W poprzednim odcinku.........
Czejść to ja.. .... o borze jakie długie i wielkie schody.... ........... abba baba babbab baba ...........O.M.G. CO TO ..........................
[Piosenka wstępna]
::Narrator::
Mike wielki nieustraszony chomik zobaczył małą wielką duszyczke stojącą na końcu sali do (abba ba a bababa) medytowania. Wielka wichura tylko powiększała strach i powiew firanek co zasłaniało widmo.
-eee.. Narrator wyluzuj to tylko straszny duch
::Narrator::
I dlatego się boje ..... .... O BOŻE To coś tu idzie........
- Borze jaka piękna niemoge się powstrzymać o śliczności ide do ciebie....

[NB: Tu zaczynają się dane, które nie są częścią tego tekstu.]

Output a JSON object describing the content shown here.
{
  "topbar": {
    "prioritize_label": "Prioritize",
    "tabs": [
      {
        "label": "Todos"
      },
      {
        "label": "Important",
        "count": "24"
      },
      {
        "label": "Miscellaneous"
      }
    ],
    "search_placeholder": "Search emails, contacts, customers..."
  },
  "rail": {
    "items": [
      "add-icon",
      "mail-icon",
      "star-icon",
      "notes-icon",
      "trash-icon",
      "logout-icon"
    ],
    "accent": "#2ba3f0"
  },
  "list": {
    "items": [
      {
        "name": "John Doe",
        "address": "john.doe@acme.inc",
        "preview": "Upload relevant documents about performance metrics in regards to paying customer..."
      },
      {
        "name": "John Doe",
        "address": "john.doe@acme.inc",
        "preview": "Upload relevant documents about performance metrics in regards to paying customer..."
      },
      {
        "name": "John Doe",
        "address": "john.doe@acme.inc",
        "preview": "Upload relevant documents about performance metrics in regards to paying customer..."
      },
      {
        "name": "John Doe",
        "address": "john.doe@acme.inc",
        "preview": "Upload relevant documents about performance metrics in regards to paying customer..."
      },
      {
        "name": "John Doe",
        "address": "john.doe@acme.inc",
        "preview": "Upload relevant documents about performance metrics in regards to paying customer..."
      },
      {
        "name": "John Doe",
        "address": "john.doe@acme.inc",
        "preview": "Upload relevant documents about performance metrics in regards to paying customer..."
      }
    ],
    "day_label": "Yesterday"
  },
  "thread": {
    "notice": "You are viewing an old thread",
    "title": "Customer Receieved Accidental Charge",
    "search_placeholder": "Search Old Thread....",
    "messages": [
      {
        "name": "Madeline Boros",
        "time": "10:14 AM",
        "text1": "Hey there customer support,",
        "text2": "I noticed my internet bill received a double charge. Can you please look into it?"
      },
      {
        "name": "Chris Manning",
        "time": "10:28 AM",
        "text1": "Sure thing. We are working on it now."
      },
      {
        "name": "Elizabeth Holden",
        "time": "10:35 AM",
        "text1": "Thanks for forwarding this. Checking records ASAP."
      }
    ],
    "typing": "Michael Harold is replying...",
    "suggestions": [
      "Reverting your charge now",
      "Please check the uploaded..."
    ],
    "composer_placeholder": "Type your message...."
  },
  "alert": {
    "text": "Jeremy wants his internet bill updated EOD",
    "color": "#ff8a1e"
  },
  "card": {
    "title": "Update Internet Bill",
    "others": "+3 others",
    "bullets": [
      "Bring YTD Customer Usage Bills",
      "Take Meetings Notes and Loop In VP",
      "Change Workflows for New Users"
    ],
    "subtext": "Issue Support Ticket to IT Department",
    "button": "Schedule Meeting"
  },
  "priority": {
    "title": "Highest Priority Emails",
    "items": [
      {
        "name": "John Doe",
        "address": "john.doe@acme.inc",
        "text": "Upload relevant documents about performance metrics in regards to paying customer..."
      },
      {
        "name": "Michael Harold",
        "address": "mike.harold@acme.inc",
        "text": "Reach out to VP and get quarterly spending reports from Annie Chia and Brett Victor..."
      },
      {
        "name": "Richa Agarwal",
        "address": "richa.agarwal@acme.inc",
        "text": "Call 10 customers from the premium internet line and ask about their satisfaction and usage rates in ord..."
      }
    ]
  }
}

[chwila to duch] <- głos z serca.....
-ale piękny duch....
[ale duch]
-piękność
[duchol]
-boskość
[widmo]
-ehhh sam ze sobą sie kłuce
Wiem co zrobie
- hehehe HIHIHI HA HA HA! MIhahahahaha haha haha haha
chwila na czym ja to?? .... aha HAHAHAHAHAHA he hehe hehe hhee och ale sie spociłem
::Narrator::
Żałosne
- umówie sie z nią na randke....
::Narrator::
Jak chomik morze sie z duchem umówić do kina
Mega żałosne
-Zamknij się żesz .........
::Narrator::
Itak miałem wziąść urlop <foch>
-dobra teraz plany co do niej...
.
.
.
.
.
-eee... gdzie ona jest.... aaa jestem tu sam AAAAAAA!!!!!!!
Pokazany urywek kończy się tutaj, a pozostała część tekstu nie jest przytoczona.